In Italia li chiamano «la coppia in giallo» perché sono gli unici coniugi a lavorare in tandem in questo campo: lui, friulano, è docente di Storia del Cristianesimo e delle Chiese all’Università di Udine; lei, americana di Los Angeles, è laureata in Lingue all’Università Statale di San Francisco e fa l’insegnante. Vivono a Udine, dove hanno ambientato un primo giallo di successo intitolato «Nel segno del sangue» e pubblicato l’anno scorso: un giallo classico che si sviluppa tra ricchi emigrati, che ritornano a volte carichi di progetti faraonici, e i misteri che spesso avvolgono le università italiane.


Il nuovo libro, intitolato «Il patto», è di altra stoffa. Il sottotitolo, «Un thriller religioso» appunto, lo chiarisce ed è la storia di un ricercatore di genetica al quale viene commissionata la clonazione addirittura di Gesù attraverso un filo macchiato del Suo sangue e trafugato dalla Sindone. Colpi di scena, sette sataniche, multinazionali spregiudicate, un ritmo incalzante tengono il lettore avvinto fino all’ultima pagina. Ma non è questo che si richiede a un giallo? Questo, e poi un robusto retroterra scientifico. Che c’è perché Edmondo Lupieri, lo si è detto, se si mette a scrivere un thriller religioso lo fa conoscendo bene le religioni e le loro deviazioni. Insomma, non ci troviamo di fronte alle trovate sensazionalistiche, e spesso improbabili, che hanno fatto la fortuna editoriale ed economica di molti giallisti. Anche recentemente.

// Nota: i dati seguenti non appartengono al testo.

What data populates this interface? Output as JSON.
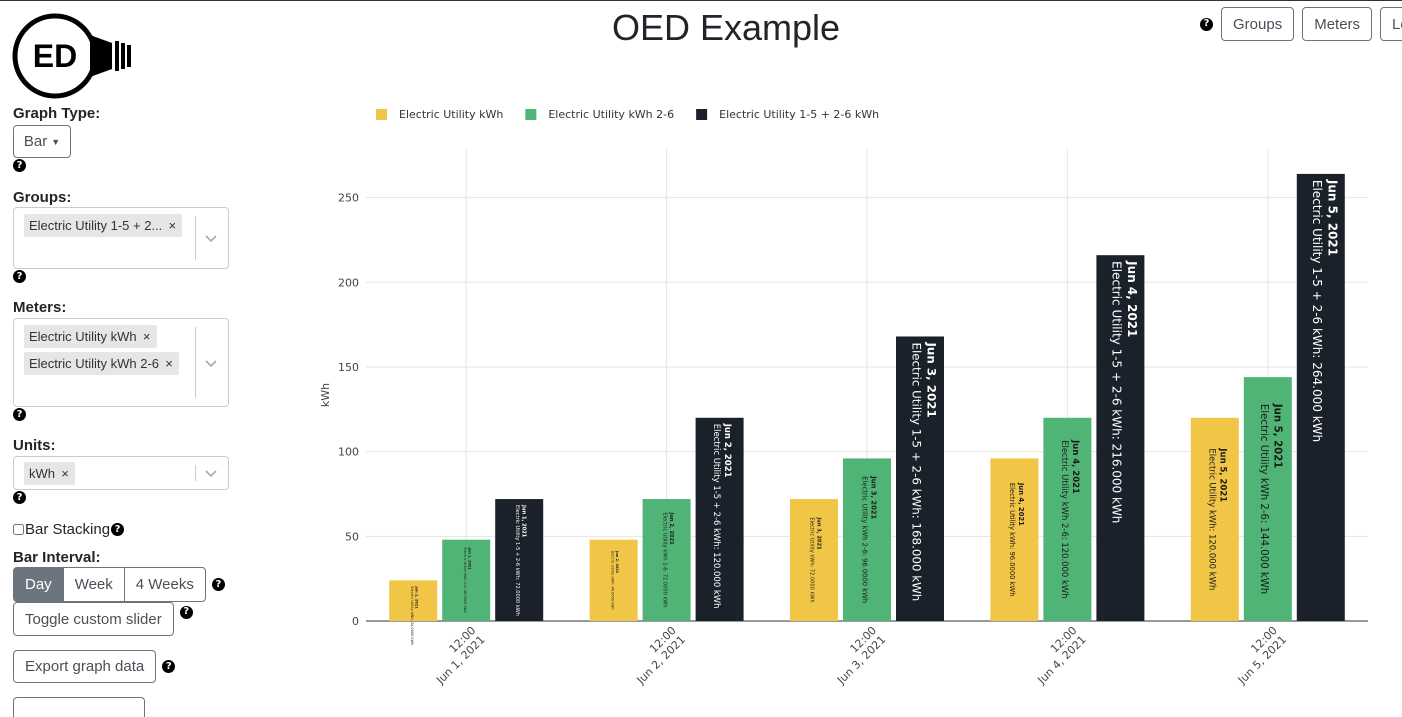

Ma in questi giorni Lupieri sta facendo parlare di sé anche per una serie di conferenze in cui smonta (lui dice «metto in discussione») alcune interpretazioni psicoanalitiche dell’»Apocalisse» di Giovanni. Non è solo materia per specialisti, perché gli uomini hanno sempre sentito il bisogno di capire cosa nascondono le allegorie delle Sacre Scritture. Le quali sono state spesso interpretate a seconda delle mode culturali e delle esigenze del momento. «Ora», spiega Lupieri, «si cerca di interpretare ogni passo di questi testi con la psicoanalisi di Freud e dei suoi allievi, e non sempre si fa centro».


Anche in questo campo Lupieri non è l’ultimo arrivato: oltre ad approfondire costantemente la materia come docente universitario, ha curato proprio il «Commento all’Apocalisse di Giovanni» per la Collana «Scrittori greci e latini» della Fondazione Valla. Ed è con questo bagaglio di conoscenze che spiega le sue tesi.

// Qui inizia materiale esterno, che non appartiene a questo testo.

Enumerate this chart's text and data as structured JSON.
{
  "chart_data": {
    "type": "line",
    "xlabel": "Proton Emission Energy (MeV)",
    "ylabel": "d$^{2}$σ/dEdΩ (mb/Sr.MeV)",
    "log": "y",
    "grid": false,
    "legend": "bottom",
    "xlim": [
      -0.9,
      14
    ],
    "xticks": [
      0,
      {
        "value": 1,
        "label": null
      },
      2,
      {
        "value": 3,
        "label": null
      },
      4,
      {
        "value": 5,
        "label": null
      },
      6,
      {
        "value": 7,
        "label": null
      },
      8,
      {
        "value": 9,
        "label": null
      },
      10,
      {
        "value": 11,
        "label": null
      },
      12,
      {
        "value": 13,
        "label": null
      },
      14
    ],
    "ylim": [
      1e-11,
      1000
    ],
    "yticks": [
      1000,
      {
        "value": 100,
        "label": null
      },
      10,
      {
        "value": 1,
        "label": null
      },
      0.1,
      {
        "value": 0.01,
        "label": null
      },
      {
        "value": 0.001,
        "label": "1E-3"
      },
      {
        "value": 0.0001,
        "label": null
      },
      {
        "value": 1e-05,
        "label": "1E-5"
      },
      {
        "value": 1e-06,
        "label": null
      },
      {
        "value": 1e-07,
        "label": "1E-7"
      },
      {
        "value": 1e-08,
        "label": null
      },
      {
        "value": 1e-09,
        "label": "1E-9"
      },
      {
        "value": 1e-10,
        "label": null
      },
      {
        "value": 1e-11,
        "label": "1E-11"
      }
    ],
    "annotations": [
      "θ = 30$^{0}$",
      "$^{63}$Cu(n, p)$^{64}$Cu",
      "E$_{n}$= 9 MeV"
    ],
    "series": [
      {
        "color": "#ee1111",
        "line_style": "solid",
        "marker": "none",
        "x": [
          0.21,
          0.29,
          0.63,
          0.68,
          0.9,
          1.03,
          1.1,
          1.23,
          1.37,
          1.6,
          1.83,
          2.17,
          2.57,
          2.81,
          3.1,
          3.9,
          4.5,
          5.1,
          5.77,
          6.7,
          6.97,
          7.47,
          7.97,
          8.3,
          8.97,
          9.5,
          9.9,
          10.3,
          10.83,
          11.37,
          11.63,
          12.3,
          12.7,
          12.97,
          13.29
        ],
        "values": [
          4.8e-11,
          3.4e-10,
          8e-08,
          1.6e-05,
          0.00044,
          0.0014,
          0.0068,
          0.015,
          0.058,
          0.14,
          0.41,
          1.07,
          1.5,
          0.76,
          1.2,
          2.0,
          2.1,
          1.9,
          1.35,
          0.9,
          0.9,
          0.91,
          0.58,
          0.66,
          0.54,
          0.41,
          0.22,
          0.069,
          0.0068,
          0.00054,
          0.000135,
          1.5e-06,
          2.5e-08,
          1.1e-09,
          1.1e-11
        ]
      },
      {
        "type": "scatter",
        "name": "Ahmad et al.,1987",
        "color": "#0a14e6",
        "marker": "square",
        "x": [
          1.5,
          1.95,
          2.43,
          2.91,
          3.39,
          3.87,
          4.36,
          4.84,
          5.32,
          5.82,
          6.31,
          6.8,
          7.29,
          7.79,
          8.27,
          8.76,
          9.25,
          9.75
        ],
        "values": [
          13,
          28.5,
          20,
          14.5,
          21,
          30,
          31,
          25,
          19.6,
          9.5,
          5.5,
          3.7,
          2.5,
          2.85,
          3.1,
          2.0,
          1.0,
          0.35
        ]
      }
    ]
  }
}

Cominciamo dall’inizio, allora. L’»Apocalisse» è il libro posto tradizionalmente per ultimo tra gli scritti del Nuovo Testamento. Racconta per simboli e allegorie il conflitto finale tra il male e il bene, a cui seguirà la vittoria definitiva di Dio che si compirà con il ritorno di Gesù Cristo sulla Terra. Autore del libro è un Giovanni, spesso identificato con l’evangelista.

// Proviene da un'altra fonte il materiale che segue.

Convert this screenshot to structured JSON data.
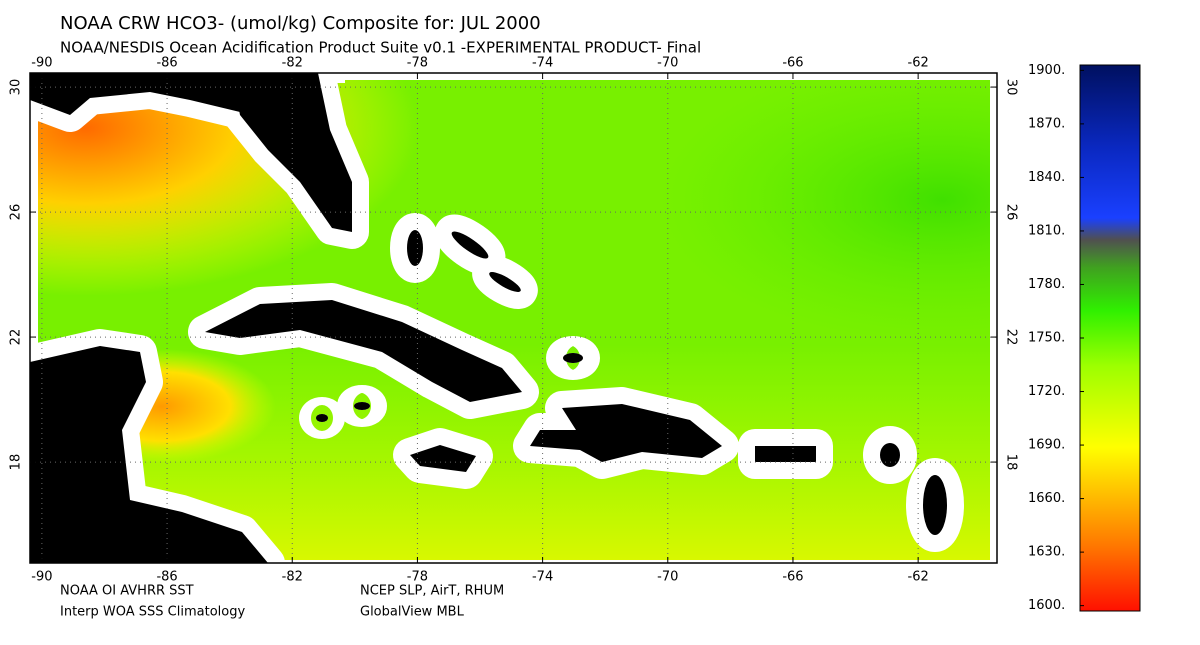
{
  "title": "NOAA CRW HCO3- (umol/kg) Composite for: JUL 2000",
  "subtitle": "NOAA/NESDIS Ocean Acidification Product Suite  v0.1 -EXPERIMENTAL PRODUCT-   Final",
  "map": {
    "lonlim": [
      -90.38,
      -59.48
    ],
    "latlim": [
      14.77,
      30.45
    ],
    "lon_ticks": [
      -90,
      -86,
      -82,
      -78,
      -74,
      -70,
      -66,
      -62
    ],
    "lat_ticks": [
      30,
      26,
      22,
      18
    ],
    "grid": true
  },
  "colorbar": {
    "lim": [
      1597,
      1903
    ],
    "ticks": [
      {
        "value": 1900,
        "label": "1900."
      },
      {
        "value": 1870,
        "label": "1870."
      },
      {
        "value": 1840,
        "label": "1840."
      },
      {
        "value": 1810,
        "label": "1810."
      },
      {
        "value": 1780,
        "label": "1780."
      },
      {
        "value": 1750,
        "label": "1750."
      },
      {
        "value": 1720,
        "label": "1720."
      },
      {
        "value": 1690,
        "label": "1690."
      },
      {
        "value": 1660,
        "label": "1660."
      },
      {
        "value": 1630,
        "label": "1630."
      },
      {
        "value": 1600,
        "label": "1600."
      }
    ]
  },
  "footer": {
    "left": [
      "NOAA OI AVHRR SST",
      "Interp WOA SSS Climatology"
    ],
    "right": [
      "NCEP SLP, AirT, RHUM",
      "GlobalView MBL"
    ]
  }
}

Attraverso i secoli gli uomini hanno sempre cercato di interpretare quel testo a volte riuscendoci a volte no. Da un secolo a questa parte, si diceva, hanno messo in campo anche la psicoanalisi, e sono stati pubblicati numerosi libri sull’argomento. «Alcune di queste interpretazioni sono suggestive», dice Lupieri, «altre lasciano perplessi».



Per esempio, professore?


«Ad un certo punto dell’’Apocalisse’, per esempio, c’è scritto che Giovanni inghiotte un rotolo che contiene la parola Dio. A quei tempi non esistevano i libri come li intendiamo noi: si scriveva su lunghe superfici di pergamena che poi venivano riposte arrotolandole. Probabilmente significa che Giovanni, come anche altri profeti, si nutriva del contenuto di quei testi, ma alcuni psicoanalisti freudiani, come David J. Halperin, ci vedono un chiaro riferimento al sesso orale, dalla forma del rotolo appunto, e ne deducono che in gioventù quei profeti hanno subito violenza orale e poi ne hanno sublimato l’immagine. Un po’ tirata come conclusione, soprattutto se si pensa che nella Bibbia quei rotoli sono sempre aperti, e quindi srotolati. Voglio dire che hanno ben poco di fallico, non le pare? Come tirata è l’interpretazione dell’agnello anch’esso considerato un simbolo fallico…».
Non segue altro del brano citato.